Earlier this month, the National Football League, for the very first time, publicly acknowledged what they and others describe as a clear link between football and a progressive brain injury known as chronic traumatic encephalopathy, or C.T.E. Some observers compared the admission to tobacco companies acknowledging a link between cigarettes and lung cancer.
But Jerry Jones, the owner of the Dallas Cowboys, called the link “absurd,” according to The Washington Post, and he demanded more data. From the article (quoted verbatim):
“We don’t have that knowledge and background and scientifically, so there’s no way in the world to say you have a relationship relative to anything here,” Jones said. “There’s no research. There’s no data…. There’s no data that in any way creates a knowledge. There’s no way that you could have made a comment that there is an association and some type of assertion. In most things, you have to back it up by studies. And in this particular case, we all know how medicine is. Medicine is evolving. I grew up being told that aspirin was not good. I’m told that one a day is good for you…. I’m saying that changed over the years as we’ve had more research and knowledge.”
It would be easy to dismiss the rambling discourse from an N.F.L. team owner as being purely self-serving — an effort to protect the bottom line by casting doubt on the science underlying a fatal neurodegenerative disease that could deeply change football as we know it. There is evidence, after all, that repetitive brain injury may be linked to depression, confusion, dementia-like symptoms, and in some cases, suicide in some former football players.
Autopsies of these athletes show substantial devastation of brain tissue and an accumulation of neurological tangles and clogging proteins – pathologies conspicuously similar to the hallmarks of other neurodegenerative diseases like Alzheimer’s. This brain damage must be caused by repeated blows to the head, some scientists have reckoned.
But is Jones wrong? Not about the paucity of studies on C.T.E., and not about what actually causes the degenerated tissues in these former athletes’ brains.
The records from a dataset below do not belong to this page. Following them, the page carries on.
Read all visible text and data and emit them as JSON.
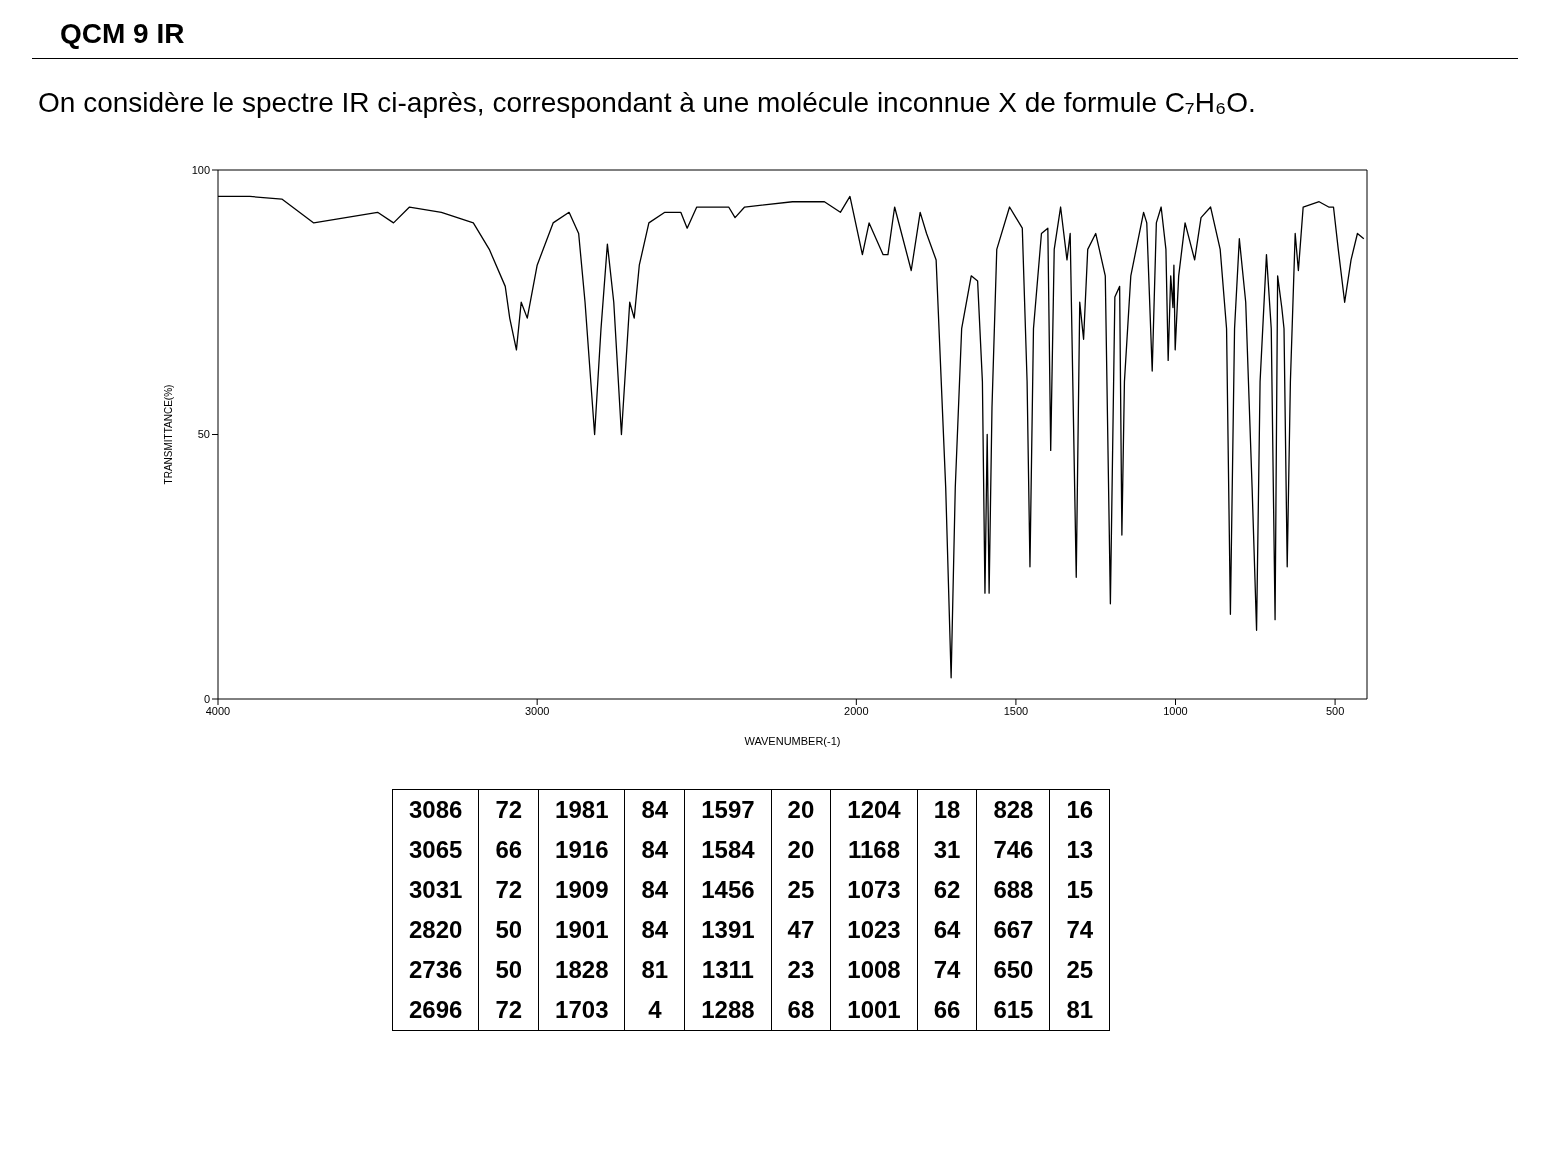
{
  "chart_data": {
    "type": "line",
    "title": "QCM 9 IR",
    "subtitle": "On considère le spectre IR ci-après, correspondant à une molécule inconnue X de formule C₇H₆O.",
    "xlabel": "WAVENUMBER(-1)",
    "ylabel": "TRANSMITTANCE(%)",
    "xlim": [
      4000,
      400
    ],
    "xticks": [
      4000,
      3000,
      2000,
      1500,
      1000,
      500
    ],
    "ylim": [
      0,
      100
    ],
    "yticks": [
      0,
      50,
      100
    ],
    "x": [
      4000,
      3900,
      3800,
      3700,
      3600,
      3500,
      3450,
      3400,
      3300,
      3200,
      3150,
      3100,
      3086,
      3065,
      3050,
      3031,
      3000,
      2950,
      2900,
      2870,
      2850,
      2820,
      2800,
      2780,
      2760,
      2736,
      2710,
      2696,
      2680,
      2650,
      2600,
      2550,
      2530,
      2500,
      2400,
      2380,
      2350,
      2200,
      2100,
      2050,
      2020,
      1981,
      1960,
      1916,
      1909,
      1901,
      1880,
      1828,
      1800,
      1780,
      1750,
      1720,
      1703,
      1690,
      1670,
      1640,
      1620,
      1605,
      1597,
      1590,
      1584,
      1575,
      1560,
      1520,
      1500,
      1480,
      1465,
      1456,
      1445,
      1420,
      1400,
      1391,
      1380,
      1360,
      1340,
      1330,
      1311,
      1300,
      1288,
      1275,
      1250,
      1220,
      1204,
      1190,
      1175,
      1168,
      1160,
      1140,
      1100,
      1090,
      1073,
      1060,
      1045,
      1030,
      1023,
      1015,
      1008,
      1005,
      1001,
      990,
      970,
      940,
      920,
      890,
      860,
      840,
      828,
      815,
      800,
      780,
      760,
      746,
      735,
      715,
      700,
      688,
      680,
      667,
      660,
      650,
      640,
      625,
      615,
      600,
      550,
      520,
      505,
      490,
      470,
      450,
      430,
      410
    ],
    "series": [
      {
        "color": "#000000",
        "values": [
          95,
          95,
          94.5,
          90,
          91,
          92,
          90,
          93,
          92,
          90,
          85,
          78,
          72,
          66,
          75,
          72,
          82,
          90,
          92,
          88,
          75,
          50,
          70,
          86,
          75,
          50,
          75,
          72,
          82,
          90,
          92,
          92,
          89,
          93,
          93,
          91,
          93,
          94,
          94,
          92,
          95,
          84,
          90,
          84,
          84,
          84,
          93,
          81,
          92,
          88,
          83,
          40,
          4,
          40,
          70,
          80,
          79,
          60,
          20,
          50,
          20,
          55,
          85,
          93,
          91,
          89,
          60,
          25,
          70,
          88,
          89,
          47,
          85,
          93,
          83,
          88,
          23,
          75,
          68,
          85,
          88,
          80,
          18,
          76,
          78,
          31,
          60,
          80,
          92,
          90,
          62,
          90,
          93,
          85,
          64,
          80,
          74,
          82,
          66,
          80,
          90,
          83,
          91,
          93,
          85,
          70,
          16,
          70,
          87,
          75,
          40,
          13,
          60,
          84,
          70,
          15,
          80,
          74,
          70,
          25,
          60,
          88,
          81,
          93,
          94,
          93,
          93,
          85,
          75,
          83,
          88,
          87
        ]
      }
    ],
    "annotations": [
      "3086",
      "72",
      "1981",
      "84",
      "1597",
      "20",
      "1204",
      "18",
      "828",
      "16",
      "3065",
      "66",
      "1916",
      "84",
      "1584",
      "20",
      "1168",
      "31",
      "746",
      "13",
      "3031",
      "72",
      "1909",
      "84",
      "1456",
      "25",
      "1073",
      "62",
      "688",
      "15",
      "2820",
      "50",
      "1901",
      "84",
      "1391",
      "47",
      "1023",
      "64",
      "667",
      "74",
      "2736",
      "50",
      "1828",
      "81",
      "1311",
      "23",
      "1008",
      "74",
      "650",
      "25",
      "2696",
      "72",
      "1703",
      "4",
      "1288",
      "68",
      "1001",
      "66",
      "615",
      "81"
    ]
  }
}
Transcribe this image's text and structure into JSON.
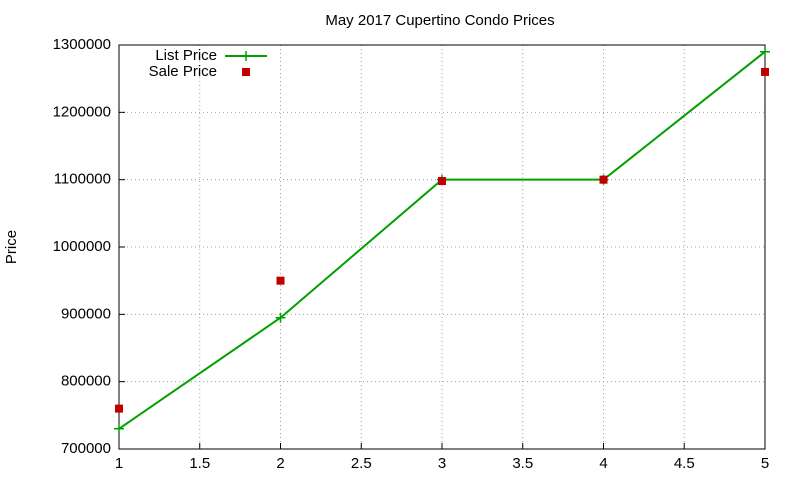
{
  "chart_data": {
    "type": "line",
    "title": "May 2017 Cupertino Condo Prices",
    "y_label": "Price",
    "x": [
      1,
      2,
      3,
      4,
      5
    ],
    "series": [
      {
        "name": "List Price",
        "color": "#00a000",
        "style": "linespoints",
        "values": [
          730000,
          895000,
          1100000,
          1100000,
          1290000
        ]
      },
      {
        "name": "Sale Price",
        "color": "#c00000",
        "style": "points",
        "values": [
          760000,
          950000,
          1098000,
          1100000,
          1260000
        ]
      }
    ],
    "xlim": [
      1,
      5
    ],
    "xticks": [
      1,
      1.5,
      2,
      2.5,
      3,
      3.5,
      4,
      4.5,
      5
    ],
    "ylim": [
      700000,
      1300000
    ],
    "yticks": [
      700000,
      800000,
      900000,
      1000000,
      1100000,
      1200000,
      1300000
    ],
    "grid": true,
    "legend": "top-left"
  }
}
Researchers who look at brain injury, it turns out, are divided on these issues.
“We’re talking about an ‘unconsensus’ here,” said Douglas Smith, director of the Center for Brain Injury and Repair at the University of Pennsylvania’s Perelman School of Medicine. “None of these things are linked yet, but everyone feels that they are.”
One of the most troubling issues with C.T.E. studies today is selection bias, Smith said, meaning that the studies finding C.T.E. in the brains of deceased football players are limited by the singularity of their samples: That is, the brains of deceased football players. The sample size needs to be more representative of the general population, Smith said, in order to draw firmer conclusions. Studies based on the brains of athletes who committed suicide, he added, are even more limited in what they reveal about the disease and its connection to sports-related trauma.
“The problem with concussion is that when a dramatic life-changing event occurs and [an athlete] commits suicide, those are the brains that are looked at.”
If C.T.E. is indeed caused by repeat concussions, as the early evidence suggests, studies need to be designed that look at other populations, Smith said. What about non-football players who have experienced repeat concussions, for example?
“We have very high functioning, captains of industry with repeat concussions,” Smith said. Do they have C.T.E.? Researchers just don’t know.
The bottom line is that only more research will tell if concussions are linked to C.T.E., as Smith concluded in his 2013 review published in Nature Reviews Neurology. “Considerable work needs to be done,” Smith wrote, “to clearly define C.T.E. as a disease entity both pathologically and clinically.”
“We don’t have great epidemiology yet,” he told Undark in an interview. “That’s one of the main things we have to work towards.”